A sebaceous filament is a tiny collection of sebum and dead skin cells around a hair follicle, which usually takes the form of a small, yellow to off-white hair-like strand when expressed from the skin. These filaments are naturally occurring, and are especially prominent on the nose. They are commonly mistaken for blackheads. In 1979, David A. Whiting described them in a review in the Western Journal of Medicine as "a loose, porous mass of horned detritus".

== Anatomy and physiology ==
Human skin contains sebaceous glands, which secrete an oily substance known as sebum into hair follicles. Sebum travels to the surface of the skin, where it lubricates skin and hair. Hair follicles can become plugged in visible comedones (blackheads and whiteheads), but sebaceous filaments are visible build-ups of sebum in healthy follicles.

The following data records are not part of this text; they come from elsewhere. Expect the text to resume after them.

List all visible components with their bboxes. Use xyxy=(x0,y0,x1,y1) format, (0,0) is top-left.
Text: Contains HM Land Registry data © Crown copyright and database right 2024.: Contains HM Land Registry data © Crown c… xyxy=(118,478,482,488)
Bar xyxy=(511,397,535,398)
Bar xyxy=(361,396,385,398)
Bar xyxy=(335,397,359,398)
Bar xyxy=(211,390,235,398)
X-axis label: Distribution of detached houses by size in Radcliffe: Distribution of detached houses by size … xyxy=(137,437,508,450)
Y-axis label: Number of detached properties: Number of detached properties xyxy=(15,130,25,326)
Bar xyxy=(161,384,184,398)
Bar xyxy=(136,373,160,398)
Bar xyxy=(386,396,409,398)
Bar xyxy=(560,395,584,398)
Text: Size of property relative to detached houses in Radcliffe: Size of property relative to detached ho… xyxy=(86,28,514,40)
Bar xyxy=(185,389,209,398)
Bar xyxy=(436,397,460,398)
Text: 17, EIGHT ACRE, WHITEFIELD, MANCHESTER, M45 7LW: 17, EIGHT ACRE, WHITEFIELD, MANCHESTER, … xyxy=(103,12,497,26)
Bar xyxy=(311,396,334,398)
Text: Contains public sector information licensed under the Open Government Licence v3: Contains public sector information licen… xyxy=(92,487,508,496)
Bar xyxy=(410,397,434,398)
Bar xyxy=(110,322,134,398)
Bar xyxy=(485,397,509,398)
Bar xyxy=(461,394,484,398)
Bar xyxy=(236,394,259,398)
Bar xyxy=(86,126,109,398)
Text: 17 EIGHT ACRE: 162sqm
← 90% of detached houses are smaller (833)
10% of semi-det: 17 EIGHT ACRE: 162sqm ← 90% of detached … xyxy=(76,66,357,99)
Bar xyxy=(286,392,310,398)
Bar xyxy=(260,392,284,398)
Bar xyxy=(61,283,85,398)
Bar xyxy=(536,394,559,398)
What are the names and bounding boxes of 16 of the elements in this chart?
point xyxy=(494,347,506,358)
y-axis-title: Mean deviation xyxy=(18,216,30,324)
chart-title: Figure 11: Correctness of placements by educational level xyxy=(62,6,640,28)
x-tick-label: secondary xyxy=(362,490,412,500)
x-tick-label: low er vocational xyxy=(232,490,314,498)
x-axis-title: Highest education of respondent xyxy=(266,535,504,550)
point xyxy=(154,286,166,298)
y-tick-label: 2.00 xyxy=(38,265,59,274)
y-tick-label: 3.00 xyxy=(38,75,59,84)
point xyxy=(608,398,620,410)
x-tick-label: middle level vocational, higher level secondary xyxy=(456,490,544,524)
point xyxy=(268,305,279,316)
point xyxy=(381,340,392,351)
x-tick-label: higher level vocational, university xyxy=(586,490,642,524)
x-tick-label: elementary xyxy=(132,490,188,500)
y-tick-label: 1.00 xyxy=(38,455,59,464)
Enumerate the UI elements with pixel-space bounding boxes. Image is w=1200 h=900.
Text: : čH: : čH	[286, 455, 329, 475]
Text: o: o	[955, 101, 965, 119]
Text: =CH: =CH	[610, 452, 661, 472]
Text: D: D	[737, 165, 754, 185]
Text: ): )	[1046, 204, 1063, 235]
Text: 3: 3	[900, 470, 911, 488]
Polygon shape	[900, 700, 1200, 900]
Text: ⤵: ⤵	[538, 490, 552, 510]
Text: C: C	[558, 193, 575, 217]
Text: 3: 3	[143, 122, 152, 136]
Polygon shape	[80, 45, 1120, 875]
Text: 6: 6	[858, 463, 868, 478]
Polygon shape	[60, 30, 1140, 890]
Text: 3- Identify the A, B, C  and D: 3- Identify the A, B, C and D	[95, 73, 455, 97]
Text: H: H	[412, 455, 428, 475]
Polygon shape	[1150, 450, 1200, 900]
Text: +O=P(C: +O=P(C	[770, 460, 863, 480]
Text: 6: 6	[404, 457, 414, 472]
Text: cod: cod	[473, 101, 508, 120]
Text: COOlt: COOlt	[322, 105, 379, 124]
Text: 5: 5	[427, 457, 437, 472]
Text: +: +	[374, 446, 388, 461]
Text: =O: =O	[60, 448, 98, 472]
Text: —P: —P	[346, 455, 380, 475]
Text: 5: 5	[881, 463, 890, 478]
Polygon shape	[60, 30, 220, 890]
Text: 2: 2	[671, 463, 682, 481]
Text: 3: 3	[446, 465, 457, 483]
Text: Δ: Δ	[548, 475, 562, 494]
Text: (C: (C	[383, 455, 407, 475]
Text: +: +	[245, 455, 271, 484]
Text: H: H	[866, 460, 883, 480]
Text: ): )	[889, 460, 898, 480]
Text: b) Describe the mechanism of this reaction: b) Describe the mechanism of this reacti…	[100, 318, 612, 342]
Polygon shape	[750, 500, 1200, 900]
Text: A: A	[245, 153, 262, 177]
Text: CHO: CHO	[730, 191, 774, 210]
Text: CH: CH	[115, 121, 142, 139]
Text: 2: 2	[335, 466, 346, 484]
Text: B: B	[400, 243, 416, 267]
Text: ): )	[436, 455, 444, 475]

== Appearance and characteristics ==
Sebaceous filaments and blackheads are often confused, but they are not the same thing. While sebaceous filaments are a natural component of pore anatomy, blackheads (open comedones) are considered to be acne. They are caused by the pore becoming clogged with bacteria, dead skin, and sebum. They appear on the skin as black, raised bumps, and can vary in size. After a blackhead heals, it may not come back. Sebaceous filaments do not disappear (even with management) since they are a natural part of the skin and required to bring sebum to the skin surface.